External Affairs Division

Board of Regents Tackles Mid-Year Budget Cuts

Atlanta — October 12, 2004

A mid-year tuition hike for the University System of Georgia’s 250,000-plus student body has been averted as a means of generating some of the revenue needed to accommodate the latest round of state budget cuts.

Weeks of planning and discussion by Board of Regents’ officials have resulted in the identification of alternative means of generating the required $68.7 million in cuts to the University System of Georgia’s current budget. The USG’s original share of the $179.3 million in cuts sought from all state agencies’ FY 2005 budgets was $68.7 million. After a $3.9 million adjustment from the state, the USG’s amount was reduced to $64.8 million.

The Board of Regents approved the plan for absorbing the cuts presented to them today by University System of Georgia Chancellor Thomas C. Meredith.

A combination of three different “one-time” fund sources will be used instead of a tuition increase - along with $20.3 million in continuing reductions to the University System’s operating budget.

“This is a mixture of both good news and bad news,” stated University System of Georgia Chancellor Thomas C. Meredith. “On the one hand, we feel quite positive about mitigating the immediate financial impact a mid-year tuition increase would have had on our students. Still, we know the one-time cost cutting solutions we have identified are frankly stop-gap measures that only temporarily solve our problems. We will have to find these dollars from other sources for our FY 2006 budget.”

The $20.3 million in reductions to the USG’s operating budget will be identified via additional position eliminations, hiring freezes, delayed business purchasing, deferred maintenance, reduced operating hours and by hiring more part-time rather than full-time faculty to meet instructional demands - all impacts which will continue to hamper the University System’s ability to deliver high-quality academic instruction in appropriately sized classrooms and facilities.

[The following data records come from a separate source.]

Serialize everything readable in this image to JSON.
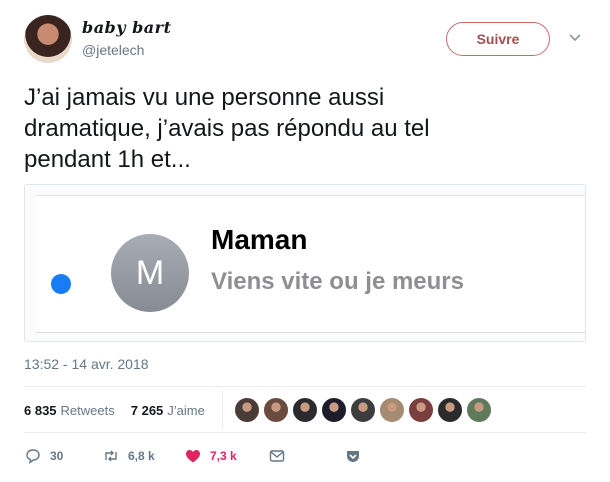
{
  "user": {
    "display_name": "baby bart",
    "handle": "@jetelech",
    "follow_label": "Suivre"
  },
  "tweet": {
    "text": "J’ai jamais vu une personne aussi\ndramatique, j’avais pas répondu au tel\npendant 1h et...",
    "timestamp": "13:52 - 14 avr. 2018"
  },
  "media": {
    "contact_initial": "M",
    "contact_name": "Maman",
    "message_preview": "Viens vite ou je meurs",
    "unread_color": "#1a7cf5"
  },
  "stats": {
    "retweets_count": "6 835",
    "retweets_label": "Retweets",
    "likes_count": "7 265",
    "likes_label": "J’aime"
  },
  "likers": [
    {
      "color": "#4a3b38"
    },
    {
      "color": "#6b4b3f"
    },
    {
      "color": "#2c2a2e"
    },
    {
      "color": "#1c1c2a"
    },
    {
      "color": "#3d3d3d"
    },
    {
      "color": "#a58b70"
    },
    {
      "color": "#7a3e3e"
    },
    {
      "color": "#2b2b2b"
    },
    {
      "color": "#5e7a5a"
    }
  ],
  "actions": {
    "reply_count": "30",
    "retweet_count": "6,8 k",
    "like_count": "7,3 k",
    "like_color": "#e0245e"
  }
}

The largest single portion of the $64.8 million in cuts will be absorbed by extracting nearly $28 million from the University System’s employee health-plan reserves – reducing the fund from a recommended 60-day reserve to a 30-day level.

Another $9.4 million will be generated by utilizing the matching-funds reserve previously set aside to construct the Merial research facility at the University of Georgia - a project that has been scrapped due to a change in plans by the private-sector entity that initially sought the cooperative venture with the state. Efforts are underway to identify another $7 million in additional cuts.